Don't deliver arms to Syria: The proposal by the Danish Foreign Minister Martin Lidegaard that moderate rebels in Syria should be supplied with arms is not the right solution, the Christian Danish daily Kristeligt Dagblad writes, offering the following comparison: "Things are not at the point they got to in Bosnia, where soldiers of the UN and later Nato were on the ground while at the same time the Croatians and Bosnians were secretly (and without Danish support) being supplied with weapons to fight the Serbs. The war was then ended at the negotiating table. These factors aren't in play in Syria, which is why more weapons would likely only result in the use of even more weapons.

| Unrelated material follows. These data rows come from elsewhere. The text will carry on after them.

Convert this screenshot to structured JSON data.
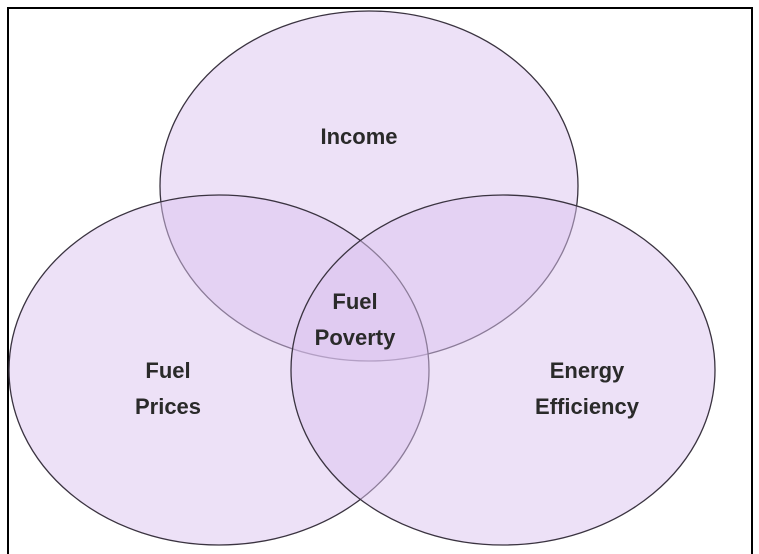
{
  "sets": [
    {
      "lines": [
        "Income"
      ]
    },
    {
      "lines": [
        "Fuel",
        "Prices"
      ]
    },
    {
      "lines": [
        "Energy",
        "Efficiency"
      ]
    }
  ],
  "center": {
    "lines": [
      "Fuel",
      "Poverty"
    ]
  }
}
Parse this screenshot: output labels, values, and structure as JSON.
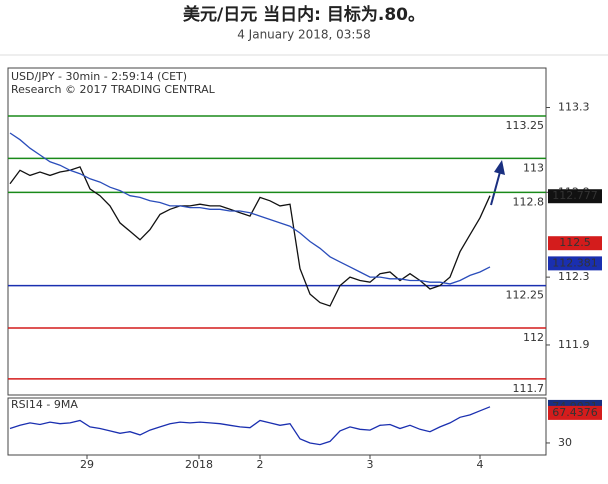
{
  "header": {
    "title": "美元/日元 当日内: 目标为.80。",
    "subtitle": "4 January 2018, 03:58"
  },
  "chart_data": [
    {
      "type": "line",
      "title": "USD/JPY - 30min - 2:59:14 (CET)",
      "subtitle": "Research © 2017 TRADING CENTRAL",
      "x": [
        0,
        1,
        2,
        3,
        4,
        5,
        6,
        7,
        8,
        9,
        10,
        11,
        12,
        13,
        14,
        15,
        16,
        17,
        18,
        19,
        20,
        21,
        22,
        23,
        24,
        25,
        26,
        27,
        28,
        29,
        30,
        31,
        32,
        33,
        34,
        35,
        36,
        37,
        38,
        39,
        40,
        41,
        42,
        43,
        44,
        45,
        46,
        47,
        48
      ],
      "xlim": [
        -0.2,
        53.6
      ],
      "xticks": [
        {
          "value": 7.7,
          "label": "29"
        },
        {
          "value": 18.9,
          "label": "2018"
        },
        {
          "value": 25,
          "label": "2"
        },
        {
          "value": 36,
          "label": "3"
        },
        {
          "value": 47,
          "label": "4"
        }
      ],
      "ylim": [
        111.605,
        113.533
      ],
      "yticks": [
        111.9,
        112.3,
        112.8,
        113.3
      ],
      "series": [
        {
          "name": "USD/JPY",
          "color": "#111111",
          "values": [
            112.85,
            112.93,
            112.9,
            112.92,
            112.9,
            112.92,
            112.93,
            112.95,
            112.82,
            112.78,
            112.72,
            112.62,
            112.57,
            112.52,
            112.58,
            112.67,
            112.7,
            112.72,
            112.72,
            112.73,
            112.72,
            112.72,
            112.7,
            112.68,
            112.66,
            112.77,
            112.75,
            112.72,
            112.73,
            112.35,
            112.2,
            112.15,
            112.13,
            112.25,
            112.3,
            112.28,
            112.27,
            112.32,
            112.33,
            112.28,
            112.32,
            112.28,
            112.23,
            112.25,
            112.3,
            112.45,
            112.55,
            112.65,
            112.78
          ]
        },
        {
          "name": "MA",
          "color": "#2a4dbb",
          "values": [
            113.15,
            113.11,
            113.06,
            113.02,
            112.98,
            112.96,
            112.93,
            112.91,
            112.88,
            112.86,
            112.83,
            112.81,
            112.78,
            112.77,
            112.75,
            112.74,
            112.72,
            112.72,
            112.71,
            112.71,
            112.7,
            112.7,
            112.69,
            112.69,
            112.68,
            112.66,
            112.64,
            112.62,
            112.6,
            112.56,
            112.51,
            112.47,
            112.42,
            112.39,
            112.36,
            112.33,
            112.3,
            112.3,
            112.29,
            112.29,
            112.28,
            112.28,
            112.27,
            112.27,
            112.26,
            112.28,
            112.31,
            112.33,
            112.36
          ]
        }
      ],
      "levels": [
        {
          "value": 113.25,
          "color": "#1a8a1a"
        },
        {
          "value": 113,
          "color": "#1a8a1a"
        },
        {
          "value": 112.8,
          "color": "#1a8a1a"
        },
        {
          "value": 112.25,
          "color": "#1a2fb0"
        },
        {
          "value": 112,
          "color": "#d41c1c"
        },
        {
          "value": 111.7,
          "color": "#d41c1c"
        }
      ],
      "markers": [
        {
          "value": 112.777,
          "color": "#111111"
        },
        {
          "value": 112.5,
          "color": "#d41c1c"
        },
        {
          "value": 112.381,
          "color": "#1a2fb0"
        }
      ]
    },
    {
      "type": "line",
      "title": "RSI14 - 9MA",
      "ylim": [
        15,
        86
      ],
      "yticks": [
        30
      ],
      "series": [
        {
          "name": "RSI14",
          "color": "#1a2fb0",
          "values": [
            48,
            52,
            55,
            53,
            56,
            54,
            55,
            58,
            50,
            48,
            45,
            42,
            44,
            40,
            46,
            50,
            54,
            56,
            55,
            56,
            55,
            54,
            52,
            50,
            49,
            58,
            55,
            52,
            54,
            35,
            30,
            28,
            32,
            45,
            50,
            47,
            46,
            52,
            53,
            48,
            52,
            47,
            44,
            50,
            55,
            62,
            65,
            70,
            75
          ]
        }
      ],
      "markers": [
        {
          "value": 74.9031,
          "color": "#1a2f80"
        },
        {
          "value": 67.4376,
          "color": "#d41c1c"
        }
      ]
    }
  ]
}
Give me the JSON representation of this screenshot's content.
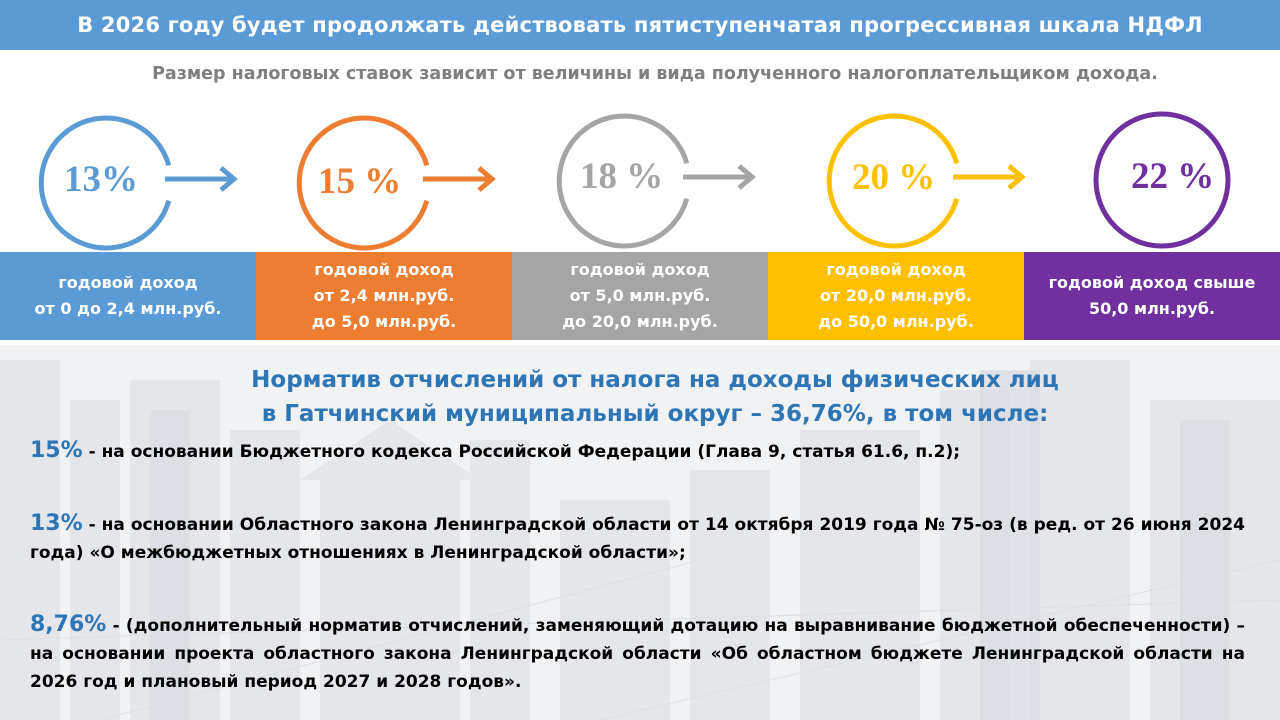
{
  "header": {
    "title": "В 2026 году будет продолжать действовать пятиступенчатая прогрессивная шкала НДФЛ"
  },
  "subtitle": "Размер налоговых ставок зависит от величины и вида полученного налогоплательщиком дохода.",
  "colors": {
    "header": "#5b9bd5",
    "blue": "#5b9bd5",
    "orange": "#ed7d31",
    "gray": "#a5a5a5",
    "yellow": "#ffc000",
    "purple": "#7030a0",
    "accent_text": "#2e75b6"
  },
  "rates": [
    {
      "value": "13%",
      "color": "#5b9bd5",
      "icon": "circle-arrow-icon"
    },
    {
      "value": "15 %",
      "color": "#ed7d31",
      "icon": "circle-arrow-icon"
    },
    {
      "value": "18 %",
      "color": "#a5a5a5",
      "icon": "circle-arrow-icon"
    },
    {
      "value": "20 %",
      "color": "#ffc000",
      "icon": "circle-arrow-icon"
    },
    {
      "value": "22 %",
      "color": "#7030a0",
      "icon": "circle-icon"
    }
  ],
  "brackets": [
    {
      "lines": [
        "годовой доход",
        "от 0 до 2,4 млн.руб."
      ],
      "color": "#5b9bd5"
    },
    {
      "lines": [
        "годовой доход",
        "от 2,4 млн.руб.",
        "до 5,0 млн.руб."
      ],
      "color": "#ed7d31"
    },
    {
      "lines": [
        "годовой доход",
        "от 5,0 млн.руб.",
        "до 20,0 млн.руб."
      ],
      "color": "#a5a5a5"
    },
    {
      "lines": [
        "годовой доход",
        "от 20,0 млн.руб.",
        "до 50,0 млн.руб."
      ],
      "color": "#ffc000"
    },
    {
      "lines": [
        "годовой доход свыше",
        "50,0 млн.руб."
      ],
      "color": "#7030a0"
    }
  ],
  "norm": {
    "title_line1": "Норматив отчислений от налога на доходы физических лиц",
    "title_line2": "в Гатчинский муниципальный округ – 36,76%, в том числе:",
    "items": [
      {
        "pct": "15%",
        "text": " - на основании Бюджетного кодекса Российской Федерации (Глава 9, статья 61.6, п.2);"
      },
      {
        "pct": "13%",
        "text": " - на основании Областного закона Ленинградской области от 14 октября 2019 года № 75-оз (в ред. от 26 июня 2024 года) «О межбюджетных отношениях в Ленинградской области»;"
      },
      {
        "pct": "8,76%",
        "text": " - (дополнительный норматив отчислений, заменяющий дотацию на выравнивание бюджетной обеспеченности) – на основании проекта областного закона Ленинградской области «Об областном бюджете Ленинградской области на 2026 год и плановый период 2027 и 2028 годов»."
      }
    ]
  }
}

For that reason we should put our hopes in a new strategy by Denmark, other EU states and the US aimed at least at quickly creating a humanitarian corridor for the most needy."

Deep rift between Belgian politics and business: Economic growth and high unemployment are the main themes of the parties ahead of the parliamentary elections in Belgium this Sunday. But a deep divide runs between the politicians and the business community, the liberal business daily De Tijd complains: "Politics and business - two different worlds. They each follow their own logic. The one world is barely aware of what goes on in the other. That's a pity because they both need each other. ... There are attempts to build bridges, but in this election too, it's hard to find any entrepreneurs at all on the party tickets. On the other hand there are too few politicians campaigning for the interests of the business community. This community is vitally important for the economy, but its members don't count so much as voters. ... The politicians can't make the economy grow merely by snapping their fingers. That requires enthusiastic individuals who found and build up companies. Fanning that enthusiasm will be an important task for the new government."